2016年11月23日水曜日

「神志那弘志の 実践パース講座「特別編」西村聡の演出講座」アフターレポート

2016年9月25日(日)に東京工芸大学中野キャンパス2号館にて「神志那弘志の実践パース講座「特別編」西村聡の演出講座」が開催されました。

受付開始の11時30分頃から受講者が徐々に集まり始め、大きな混雑もなく、スムーズに会場入りが進みます。
今回も多くの方々が講座に足を運んで下さいました。

冒頭、神志那弘志氏より挨拶、注意事項などのアナウンスがあった後、今回のゲスト講師である西村聡氏にバトンが渡され、あにれく主催の第1回「演出講座」がスタートしました。










西村氏は開講早々、「『演出論』などというものありません」と言い切ります。
これには受講者も面食らったかも知れません。
ですが、すぐに「これまでに演出家として活動してきた中で、これは成功したというケースを紹介していきます」と続け、あくまでも実践の中で培ってきた、具体的な「演出法」をレクチャするとのことでした。

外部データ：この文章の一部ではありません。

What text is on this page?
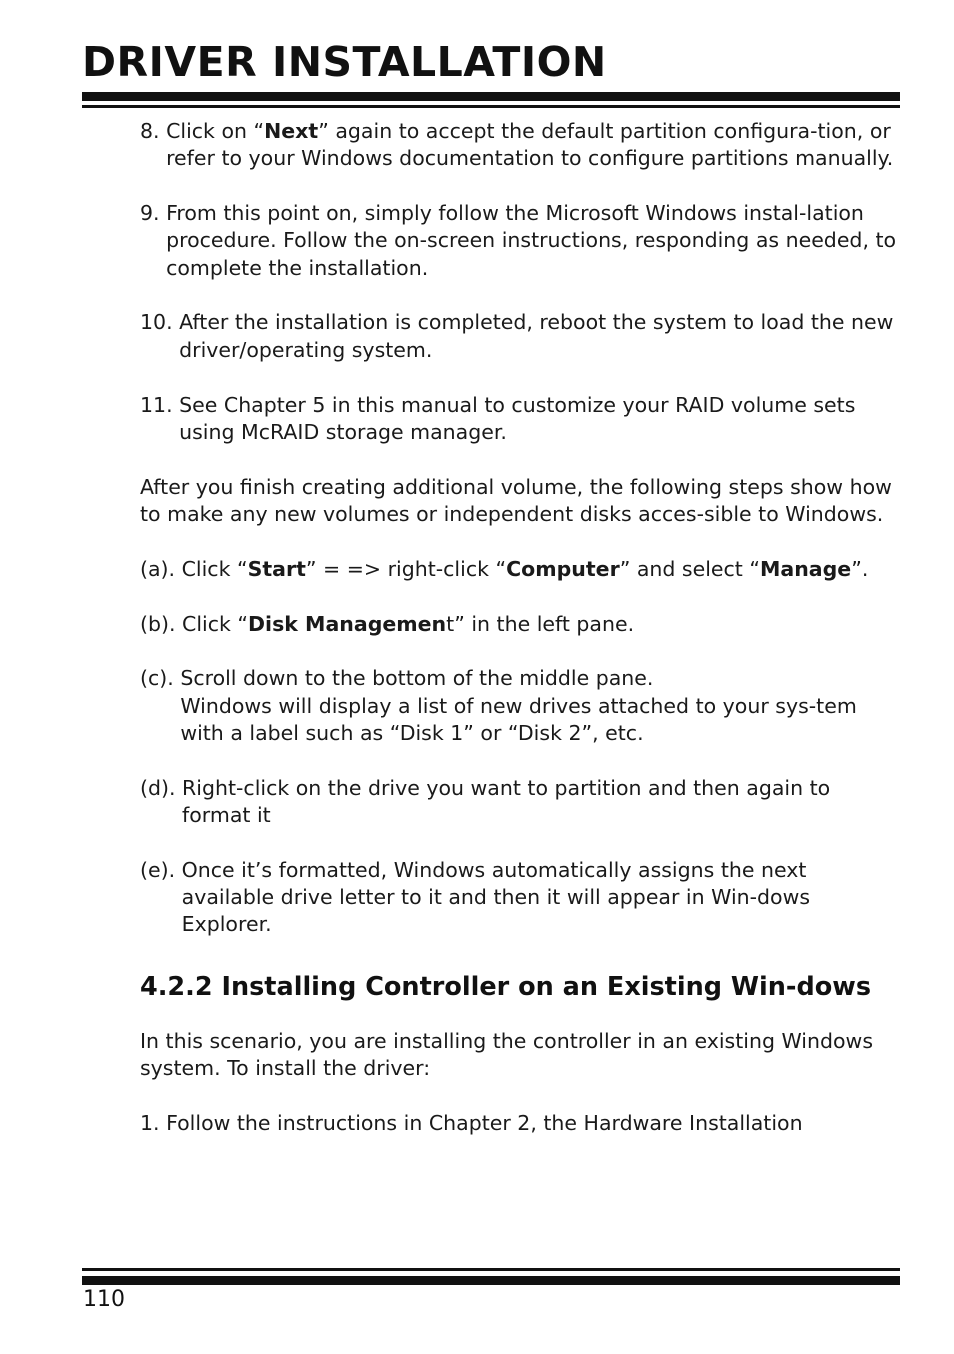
DRIVER INSTALLATION
8. Click on “Next” again to accept the default partition configura-tion, or refer to your Windows documentation to configure partitions manually.
9. From this point on, simply follow the Microsoft Windows instal-lation procedure. Follow the on-screen instructions, responding as needed, to complete the installation.
10. After the installation is completed, reboot the system to load the new driver/operating system.
11. See Chapter 5 in this manual to customize your RAID volume sets using McRAID storage manager.

After you finish creating additional volume, the following steps show how to make any new volumes or independent disks acces-sible to Windows.

(a). Click “Start” = => right-click “Computer” and select “Manage”.
(b). Click “Disk Management” in the left pane.
(c). Scroll down to the bottom of the middle pane.
Windows will display a list of new drives attached to your sys-tem with a label such as “Disk 1” or “Disk 2”, etc.
(d). Right-click on the drive you want to partition and then again to format it
(e). Once it’s formatted, Windows automatically assigns the next available drive letter to it and then it will appear in Win-dows Explorer.
4.2.2 Installing Controller on an Existing Win-dows

In this scenario, you are installing the controller in an existing Windows system. To install the driver:

1. Follow the instructions in Chapter 2, the Hardware Installation
110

まずは、今回のテキストとなる、『うしおととら』の第7話を上映。
再び冒頭に戻って、各カットを振り返りながら、その都度解説していくというスタイルで今回の演出講座は進められていきます。
受講者の手元には一部抜粋された絵コンテが配られていましたが、結局、講義時間いっぱいを使って、まるまる1話分の解説がなされました。

画面の「上手(かみて)」「下手(しもて)」の由来や意味といった初歩的な知識から、カットのつながりがスムーズに見える工夫、絶妙にキャラが配置されたレイアウトの狙いなど、カット毎に細かい説明がなされていきます。

特に強調されていたのは、映像を音楽に例え、「リズム(テンポ)」と「メロディ」が重要だということ。
リズムとはカットの流れのことで、その中の「間」は「溜め」であり、十分に「溜め」を作るからこそ「解放」が気持ち良さにつながる、とのことでした。
また、音楽的センスのある人が演出家に向いている、とも。





さらには、単なる「演出法」だけにとどまらず、無闇に大変なカットを作らない
(作画の負担軽減)、カット数を減らす工夫など、商業ベースのTVアニメーション
制作現場を念頭に置いた、「アニメーションの作り方」についても言及。

学生や一般の方など、業界外の人には少し敷居が高い内容ではありましたが、受講者は皆ずっと真剣に聞き入っている様子で、講義全体を通して心地よい緊張感が漂っていました。





講座の後には、恒例の懇親会も開催。
今回は受講者の6割以上がアニメーション関係者ということもあり、業界話で盛り上がっていた様子でした。

受講者の方々からいただいたアンケートは概ね良好で、また開いて欲しいという要望が多数寄せられているようです。
西村氏も、次回があれば是非他の作品でもやりたいと意気込みを見せていました。



スタッフ一同、今回の演出講座に手応えを感じていますので、第2回も是非開催
したいと思っています。
受講していただいた皆様、本当にありがとうございました。